UCL: UCL collaborates with Amazon Web Services to accelerate digital innovation

The UCL CDI, powered by AWS, is today sending out its first call for engagement via the Impact Accelerator, a programme offered by UCL and AWS which aims to boost startups by providing advice, education and funding initiatives. The call is open to all healthcare and education organisations, as well as research teams, startups and UCL’s technology spinouts.

Projects should look to solve a global issue in health or education using cloud computing and have a real user and customer in mind. For example, a project focused on precision medicine which uses cloud computing to analyse and derive insights from data to generate patient prognostics, or a project which uses technology to reinvent the evaluation and marking process in education.

The UCL CDI will give successful applicants access to training, education and technical support, including access to a resident AWS Solutions Architect, domain experts in health tech and ed tech, and immersion days on specialist topics. The team will help successful applicants to build a product prototype or help to design it for scalability if one already exists. AWS will also provide AWS Credits of up to $500,000 (around £370,000) per year to help fund the development of the prototypes and new solutions.

The sectors were chosen because UCL’s research excellence in healthcare and education means the UCL CDI stands to have real impact in these areas.

UCL CDI Director Graça Carvalho (UCL Faculty of Engineering Sciences) said: “This ambitious collaboration brings together the strength of UCL and AWS to build trust within digital innovation, allowing hospitals, universities, patients, students, research teams and UCL spinouts to use cloud-based technology to compete on a global stage.

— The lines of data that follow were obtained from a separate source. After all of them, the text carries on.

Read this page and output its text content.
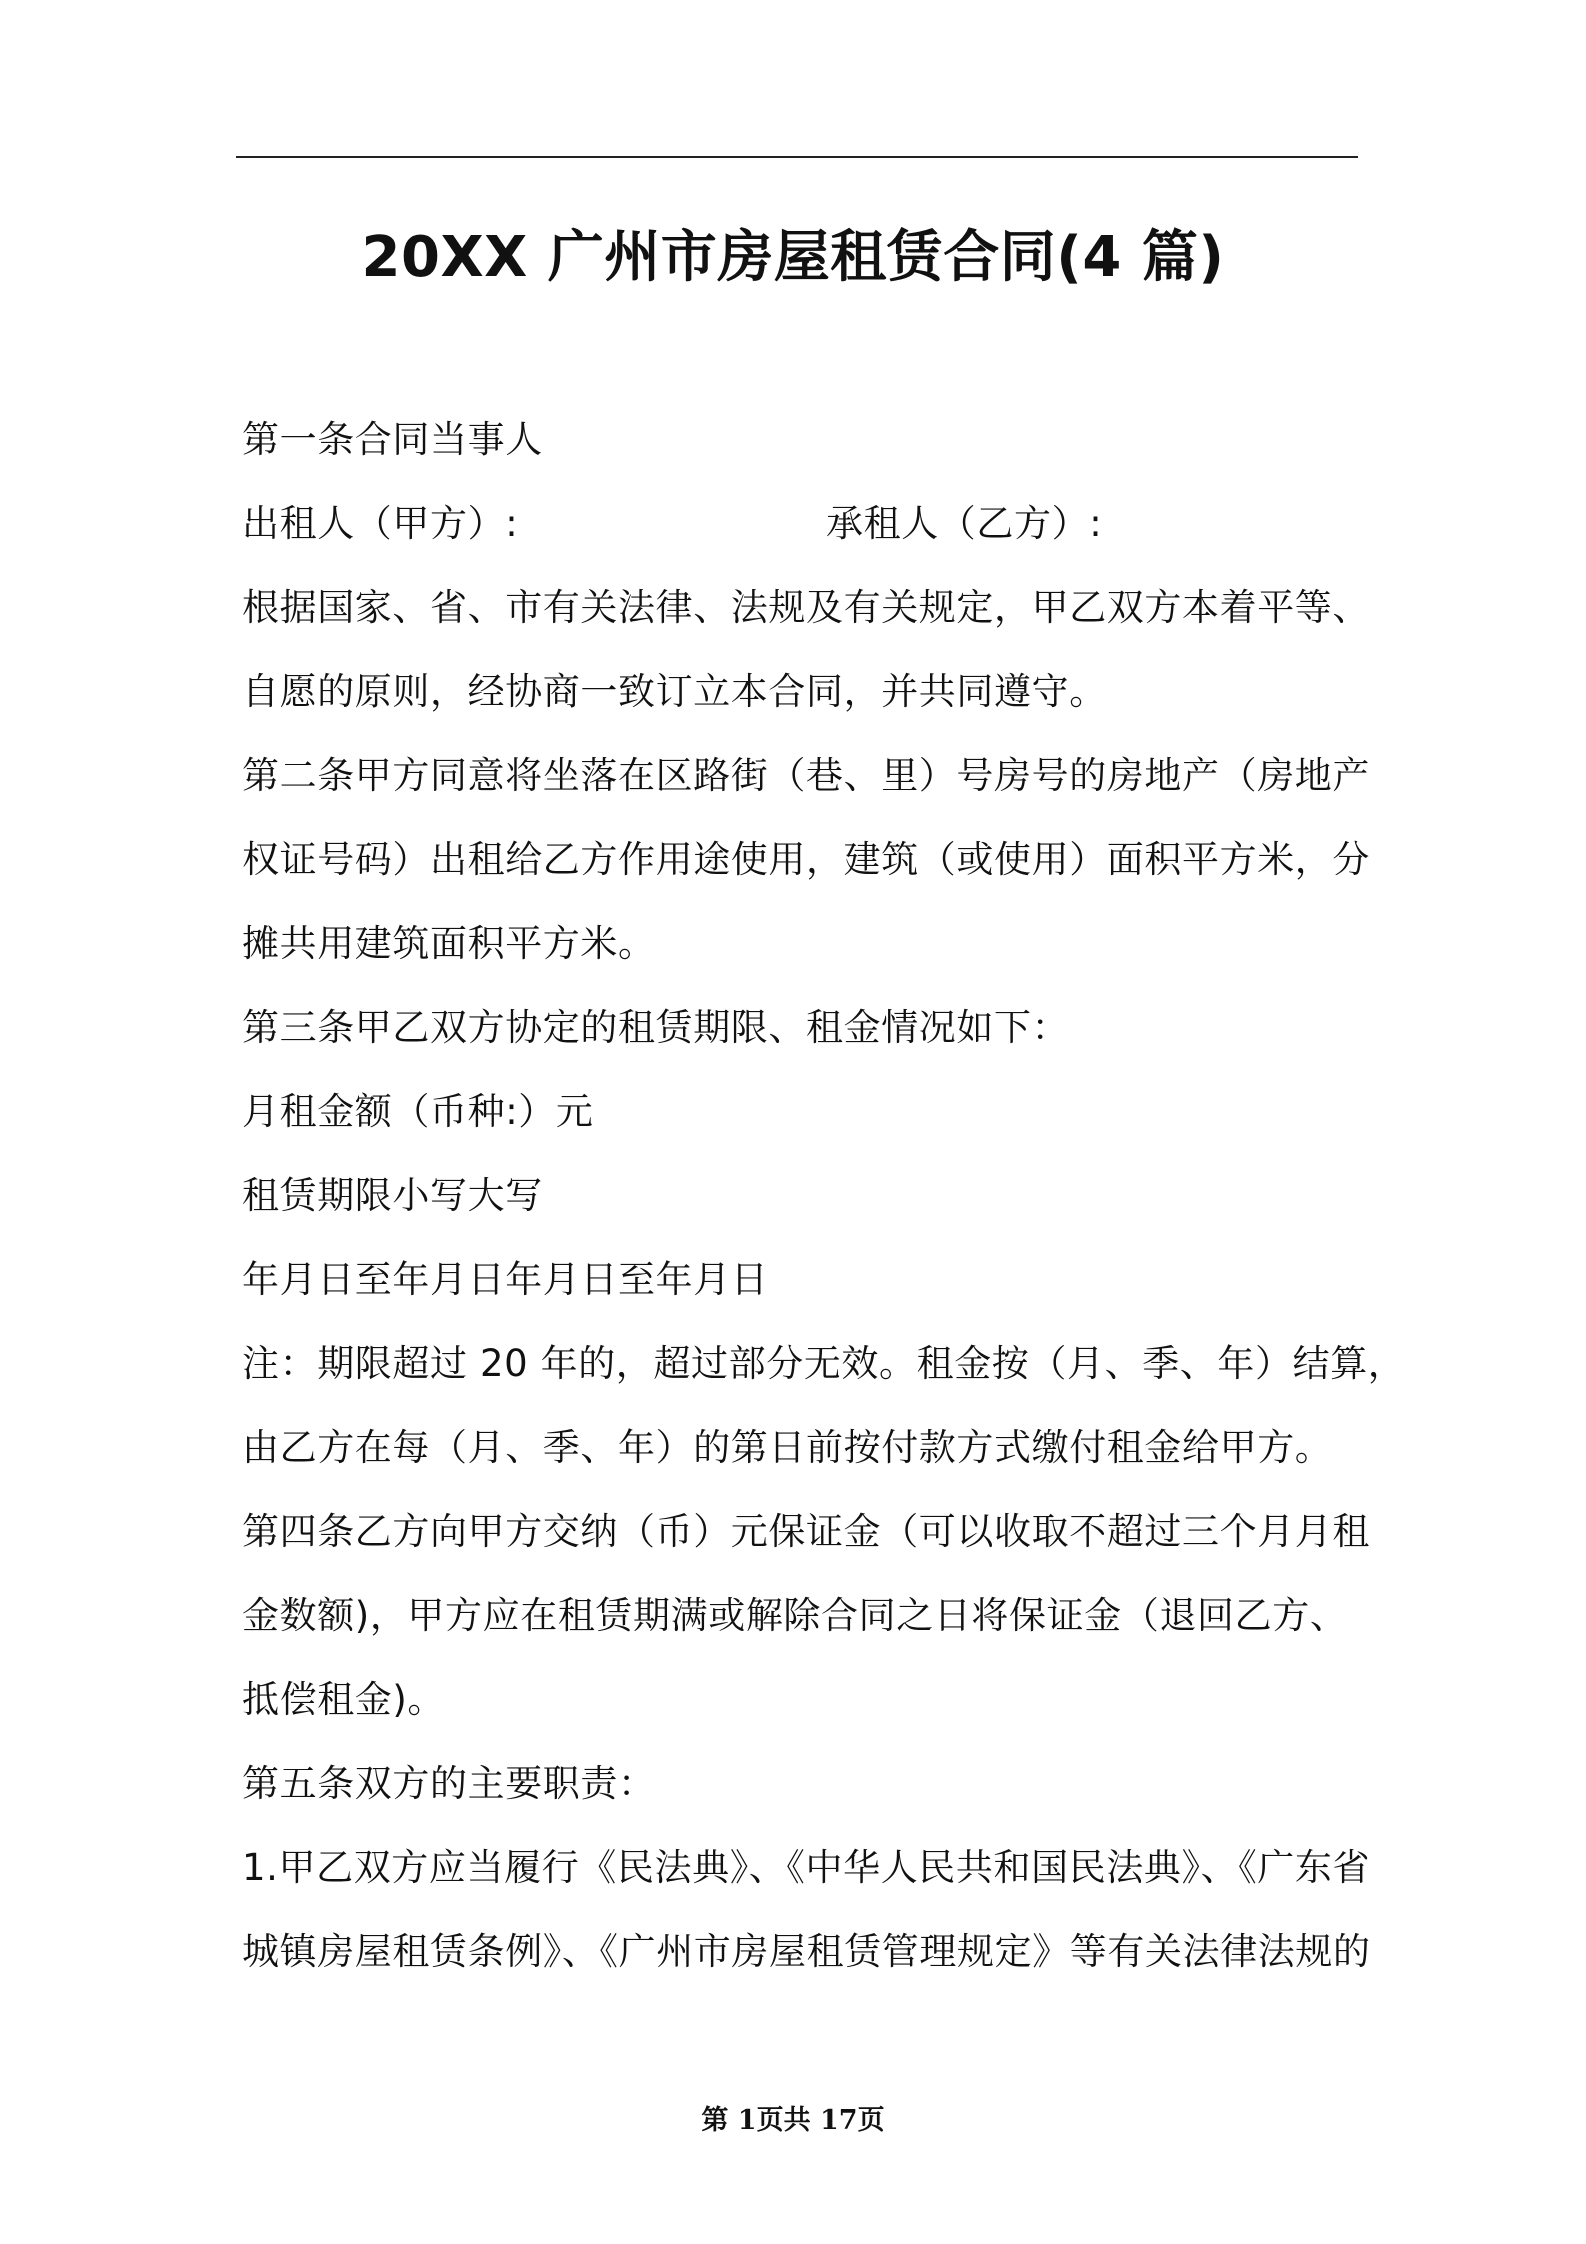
20XX 广州市房屋租赁合同(4 篇)
第一条合同当事人
出租人（甲方）:	承租人（乙方）:
根据国家、省、市有关法律、法规及有关规定，甲乙双方本着平等、
自愿的原则，经协商一致订立本合同，并共同遵守。
第二条甲方同意将坐落在区路街（巷、里）号房号的房地产（房地产
权证号码）出租给乙方作用途使用，建筑（或使用）面积平方米，分
摊共用建筑面积平方米。
第三条甲乙双方协定的租赁期限、租金情况如下：
月租金额（币种:）元
租赁期限小写大写
年月日至年月日年月日至年月日
注：期限超过 20 年的，超过部分无效。租金按（月、季、年）结算，
由乙方在每（月、季、年）的第日前按付款方式缴付租金给甲方。
第四条乙方向甲方交纳（币）元保证金（可以收取不超过三个月月租
金数额)，甲方应在租赁期满或解除合同之日将保证金（退回乙方、
抵偿租金)。
第五条双方的主要职责：
1.甲乙双方应当履行《民法典》、《中华人民共和国民法典》、《广东省
城镇房屋租赁条例》、《广州市房屋租赁管理规定》等有关法律法规的
第 1页共 17页
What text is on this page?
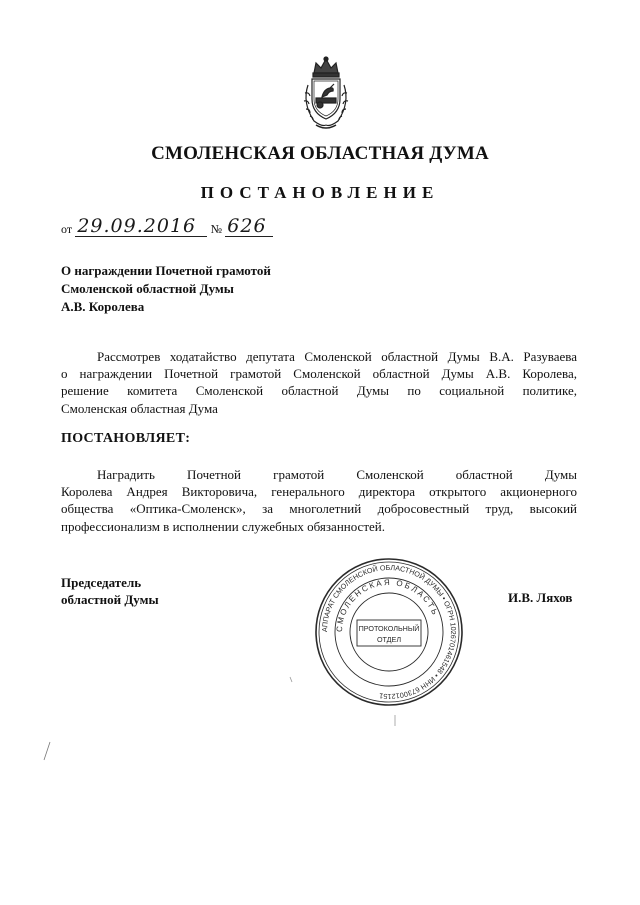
СМОЛЕНСКАЯ ОБЛАСТНАЯ ДУМА
ПОСТАНОВЛЕНИЕ
от 29.09.2016 № 626
О награждении Почетной грамотой
Смоленской областной Думы
А.В. Королева
Рассмотрев ходатайство депутата Смоленской областной Думы В.А. Разуваева
о награждении Почетной грамотой Смоленской областной Думы А.В. Королева,
решение комитета Смоленской областной Думы по социальной политике,
Смоленская областная Дума
ПОСТАНОВЛЯЕТ:
Наградить Почетной грамотой Смоленской областной Думы
Королева Андрея Викторовича, генерального директора открытого акционерного
общества «Оптика-Смоленск», за многолетний добросовестный труд, высокий
профессионализм в исполнении служебных обязанностей.
Председатель
областной Думы	И.В. Ляхов
АППАРАТ СМОЛЕНСКОЙ ОБЛАСТНОЙ ДУМЫ • ОГРН 1026701461548 • ИНН 6730012151
СМОЛЕНСКАЯ ОБЛАСТЬ
ПРОТОКОЛЬНЫЙ
ОТДЕЛ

“UCL will benefit from AWS’ ‘working backwards’ innovation methodology and the world’s most comprehensive and broadly adopted cloud offering, and we, in turn, hope to support AWS through our strong evidence base that demonstrates the importance of digital innovation within the health and education sectors to increase efficiencies and offer truly personalised intelligent products and services.”

The centre will be hosted at IDEALondon in Shoreditch, a UCL technology hub and innovation centre that supports startups with space, advice and access to funding and talent.

John Davies, Director, Regional Government, UK, Worldwide Public Sector at AWS, added: “We are delighted to collaborate with UCL to launch the UCL CDI, powered by AWS. We have a long history of working with startups and university spinouts in healthcare and education who choose to use AWS because we help them build virtually anything they can imagine at every stage of their journey, and they trust us to innovate quickly on their behalf.

“By bringing together UCL’s world renowned academic rigour with AWS’ cloud technologies and culture of innovation, we hope to provide healthcare and education organisations with a springboard to help them to address some of the toughest challenges facing society right now.”

UCL’s reputation in research excellence was a key driver behind the collaboration. The university will draw on expertise from several faculties including Medical Sciences, IOE, Engineering and Life Sciences, and experts from UCLH.

As part of the collaboration, UCL will also open a call for PhD studentships for the academic year beginning in September 2022. These can be focused on four main research topics –innovation, healthcare, education and innovative infrastructures. The studentships will be supported by a donation from AWS, and UCL will nominate an academic committee that will award the studentships.

UCL Pro-Vice-Provost (AI), Professor Geraint Rees, said: “Innovative digital solutions to the world’s problems are best created in collaboration between academic and commercial organisations. The UCL CDI, powered by AWS, combines the best of both domains. We believe that this combined endeavour will lead us to solutions that are evidence based, commercially sustainable and focus on the needs of the world’s citizens.”